Mona would never forget the time she’d asked to visit the house when it was still ruined and dirty, when Deirdre sat in her rocker. “I had a dream last night,” she’d explained to her mother and to Aunt Gifford. “Oncle Julien was in it, and he told me to climb the fence, whether Aunt Carlotta was there or not, and to sit in Deirdre’s lap.”
This was all true. Aunt Gifford had gotten hysterical. “Don’t you ever go near Cousin Deirdre.” And Alicia had laughed and laughed and laughed. Ancient Evelyn had merely watched them.
“Ever see anybody with your Aunt Deirdre when you pass there?” Alicia had asked.
“CeeCee, how could you!” Gifford had demanded.
“Only that young man who’s always with her.”
That had put Aunt Gifford over the edge. After that Mona was technically sworn to stay away from First and Chestnut, to never set eyes on the house again. Of course she didn’t pay much attention. She walked by whenever she could. Two of her friends from Sacred Heart lived pretty close to First and Chestnut. Sometimes she went home with them after school, just to have the excuse. They loved to have her help with their homework, and she was glad to do it. And they told her things about the house.
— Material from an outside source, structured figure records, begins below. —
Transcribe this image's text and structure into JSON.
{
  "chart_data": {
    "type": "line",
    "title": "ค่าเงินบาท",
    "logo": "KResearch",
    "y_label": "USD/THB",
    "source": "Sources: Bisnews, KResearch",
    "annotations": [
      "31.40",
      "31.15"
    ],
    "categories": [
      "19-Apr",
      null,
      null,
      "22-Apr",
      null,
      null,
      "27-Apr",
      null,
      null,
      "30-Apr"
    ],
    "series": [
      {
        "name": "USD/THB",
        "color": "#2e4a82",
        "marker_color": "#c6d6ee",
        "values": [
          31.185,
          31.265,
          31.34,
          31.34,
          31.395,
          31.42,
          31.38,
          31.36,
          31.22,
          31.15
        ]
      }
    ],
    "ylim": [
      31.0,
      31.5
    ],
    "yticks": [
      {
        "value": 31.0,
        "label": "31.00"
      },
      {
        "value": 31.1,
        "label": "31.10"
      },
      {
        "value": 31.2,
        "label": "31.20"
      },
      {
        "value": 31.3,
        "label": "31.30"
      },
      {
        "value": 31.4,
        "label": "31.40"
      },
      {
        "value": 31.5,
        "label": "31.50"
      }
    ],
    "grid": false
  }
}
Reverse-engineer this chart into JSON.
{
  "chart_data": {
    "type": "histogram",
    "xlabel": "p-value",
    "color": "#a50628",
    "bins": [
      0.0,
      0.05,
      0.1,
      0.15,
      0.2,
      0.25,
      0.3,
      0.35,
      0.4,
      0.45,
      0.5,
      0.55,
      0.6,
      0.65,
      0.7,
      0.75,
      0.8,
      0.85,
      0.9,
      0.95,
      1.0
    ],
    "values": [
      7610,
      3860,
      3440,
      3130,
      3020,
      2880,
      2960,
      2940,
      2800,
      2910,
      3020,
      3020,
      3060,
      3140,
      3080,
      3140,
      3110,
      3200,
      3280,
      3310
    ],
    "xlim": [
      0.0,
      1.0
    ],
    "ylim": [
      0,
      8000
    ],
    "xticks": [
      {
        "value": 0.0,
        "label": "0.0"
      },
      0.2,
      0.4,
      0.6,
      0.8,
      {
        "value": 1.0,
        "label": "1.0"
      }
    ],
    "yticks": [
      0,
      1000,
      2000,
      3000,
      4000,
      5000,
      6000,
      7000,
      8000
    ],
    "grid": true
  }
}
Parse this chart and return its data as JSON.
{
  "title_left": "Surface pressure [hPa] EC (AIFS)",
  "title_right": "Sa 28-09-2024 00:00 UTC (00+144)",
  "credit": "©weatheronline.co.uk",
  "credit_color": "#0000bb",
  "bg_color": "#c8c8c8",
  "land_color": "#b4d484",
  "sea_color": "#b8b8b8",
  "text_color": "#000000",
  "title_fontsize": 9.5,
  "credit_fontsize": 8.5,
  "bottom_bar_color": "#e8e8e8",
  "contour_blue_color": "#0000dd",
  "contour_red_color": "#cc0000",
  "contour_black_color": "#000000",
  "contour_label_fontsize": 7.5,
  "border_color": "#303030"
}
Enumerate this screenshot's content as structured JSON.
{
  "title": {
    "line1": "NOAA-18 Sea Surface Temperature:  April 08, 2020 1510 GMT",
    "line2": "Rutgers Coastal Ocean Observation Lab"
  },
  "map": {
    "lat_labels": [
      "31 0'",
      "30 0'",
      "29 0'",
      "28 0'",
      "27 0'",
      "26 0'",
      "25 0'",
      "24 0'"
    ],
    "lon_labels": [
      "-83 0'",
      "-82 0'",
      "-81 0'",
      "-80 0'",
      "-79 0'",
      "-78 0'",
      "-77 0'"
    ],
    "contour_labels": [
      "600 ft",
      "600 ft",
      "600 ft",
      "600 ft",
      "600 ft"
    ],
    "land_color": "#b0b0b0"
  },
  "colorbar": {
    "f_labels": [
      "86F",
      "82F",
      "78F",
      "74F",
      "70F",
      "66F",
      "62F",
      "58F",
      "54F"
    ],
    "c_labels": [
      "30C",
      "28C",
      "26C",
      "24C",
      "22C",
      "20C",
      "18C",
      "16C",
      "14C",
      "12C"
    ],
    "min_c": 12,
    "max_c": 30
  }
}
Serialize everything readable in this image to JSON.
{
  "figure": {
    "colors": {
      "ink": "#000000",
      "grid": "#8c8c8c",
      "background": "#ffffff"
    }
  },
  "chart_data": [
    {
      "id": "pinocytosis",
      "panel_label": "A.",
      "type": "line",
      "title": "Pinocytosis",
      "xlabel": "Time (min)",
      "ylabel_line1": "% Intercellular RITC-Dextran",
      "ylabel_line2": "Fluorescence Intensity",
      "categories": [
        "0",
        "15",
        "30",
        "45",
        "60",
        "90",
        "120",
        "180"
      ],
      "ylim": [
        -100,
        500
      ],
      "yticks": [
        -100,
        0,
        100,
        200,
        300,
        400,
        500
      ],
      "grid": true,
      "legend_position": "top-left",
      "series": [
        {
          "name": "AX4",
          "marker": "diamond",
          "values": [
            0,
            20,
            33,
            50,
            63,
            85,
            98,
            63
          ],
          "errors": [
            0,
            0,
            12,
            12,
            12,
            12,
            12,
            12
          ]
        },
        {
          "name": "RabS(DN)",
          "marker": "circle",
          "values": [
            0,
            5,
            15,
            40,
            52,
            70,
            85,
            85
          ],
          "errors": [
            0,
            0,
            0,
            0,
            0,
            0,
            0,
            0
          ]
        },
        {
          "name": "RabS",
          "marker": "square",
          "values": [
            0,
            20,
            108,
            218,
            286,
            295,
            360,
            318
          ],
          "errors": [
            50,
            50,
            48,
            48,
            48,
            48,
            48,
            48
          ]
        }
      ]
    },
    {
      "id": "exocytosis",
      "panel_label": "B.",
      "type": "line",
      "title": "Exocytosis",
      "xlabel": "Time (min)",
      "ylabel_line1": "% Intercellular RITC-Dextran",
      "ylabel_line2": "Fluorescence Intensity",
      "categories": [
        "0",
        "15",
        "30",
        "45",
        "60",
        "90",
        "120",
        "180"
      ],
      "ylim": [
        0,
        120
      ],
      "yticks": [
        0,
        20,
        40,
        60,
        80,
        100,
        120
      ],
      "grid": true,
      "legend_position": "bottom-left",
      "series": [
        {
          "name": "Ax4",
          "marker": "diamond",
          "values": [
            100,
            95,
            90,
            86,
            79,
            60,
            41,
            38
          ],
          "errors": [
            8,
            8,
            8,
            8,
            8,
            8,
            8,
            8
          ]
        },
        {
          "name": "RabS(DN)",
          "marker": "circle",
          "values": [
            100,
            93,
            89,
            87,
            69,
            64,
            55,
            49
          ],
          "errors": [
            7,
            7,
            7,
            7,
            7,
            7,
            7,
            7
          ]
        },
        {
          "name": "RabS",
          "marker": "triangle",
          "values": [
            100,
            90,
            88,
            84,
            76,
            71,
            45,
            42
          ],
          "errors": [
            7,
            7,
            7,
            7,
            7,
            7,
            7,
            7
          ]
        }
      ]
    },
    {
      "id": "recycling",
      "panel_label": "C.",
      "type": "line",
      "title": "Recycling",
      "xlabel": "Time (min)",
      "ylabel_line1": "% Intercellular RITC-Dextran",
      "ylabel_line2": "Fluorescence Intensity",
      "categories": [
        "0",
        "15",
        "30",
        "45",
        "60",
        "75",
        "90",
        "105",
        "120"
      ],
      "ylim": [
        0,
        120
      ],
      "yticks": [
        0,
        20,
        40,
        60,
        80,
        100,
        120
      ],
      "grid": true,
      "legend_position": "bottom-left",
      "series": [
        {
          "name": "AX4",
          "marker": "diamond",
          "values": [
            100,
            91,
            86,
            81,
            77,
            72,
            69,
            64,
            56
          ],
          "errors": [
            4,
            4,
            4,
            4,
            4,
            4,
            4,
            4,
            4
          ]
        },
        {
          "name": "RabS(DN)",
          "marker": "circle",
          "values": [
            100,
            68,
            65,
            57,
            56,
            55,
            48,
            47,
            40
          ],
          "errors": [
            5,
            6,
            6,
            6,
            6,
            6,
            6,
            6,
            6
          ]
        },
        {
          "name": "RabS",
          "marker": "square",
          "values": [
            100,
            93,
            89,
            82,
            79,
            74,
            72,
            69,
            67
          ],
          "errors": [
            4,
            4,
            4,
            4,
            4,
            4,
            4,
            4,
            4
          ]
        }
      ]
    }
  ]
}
“The man’s a ghost,” her mother had whispered to her right in front of Gifford. “Don’t ever tell the others that you’ve seen him. But you can tell me. What did he look like?” And then Alicia had gone into shrieking laughter again until Gifford had actually begun to cry. Ancient Evelyn had said nothing, but she’d been listening to all of this. You could tell when she listened by the alert look in her small blue eyes. What in God’s name did she think of her two granddaughters?
Gifford had taken Mona aside later, as they walked to Gifford’s car (Jaguar sedan, very Gifford, very Metairie). “Please believe me when I tell you to stay away from there,” she’d said. “Nothing but evil comes out of that house.”
Mona had tried to promise. But it hadn’t interested her much at all; indeed, the die was cast for her. She had to know all about that place even then. And now, after the quarrel of Rowan and Michael, it was top priority: get inside and find out.
Finding the Talamasca document on Ryan’s desk downtown had only tripled her curiosity. The File on the Mayfair Witches. She’d scooped it up and hurried out to a lunch counter to read the whole thing, there had been no stopping her, before anybody caught on to what she’d done. Donnelaith, Scotland. Didn’t the family own property there still? Oh, what a history. The details about Antha and Deirdre of course were the real scandal. And it was perfectly clear to her that this document, in its original form, had gone on to include Michael and Rowan Mayfair. But it didn’t anymore.
Aaron Lightner had broken off “the narrative,” as he referred to it in those pages, before the birth of “the present designee.” This was not to violate the privacy of the living, though the Order feels that the family has every right to know its history, insofar as such a history is known by anyone and recorded anywhere.
Hmmmm. These Talamasca people were amazing. “And Aunt Bea is about to marry one of them,” thought Mona. That was like hearing that a juicy big fly had just been snared in one’s sticky web.
That Rowan Mayfair had slipped through Mona’s clutches, that Mona had never had five minutes alone with Rowan, that was a tragedy to be filed under \WS\MONA\DEFEAT.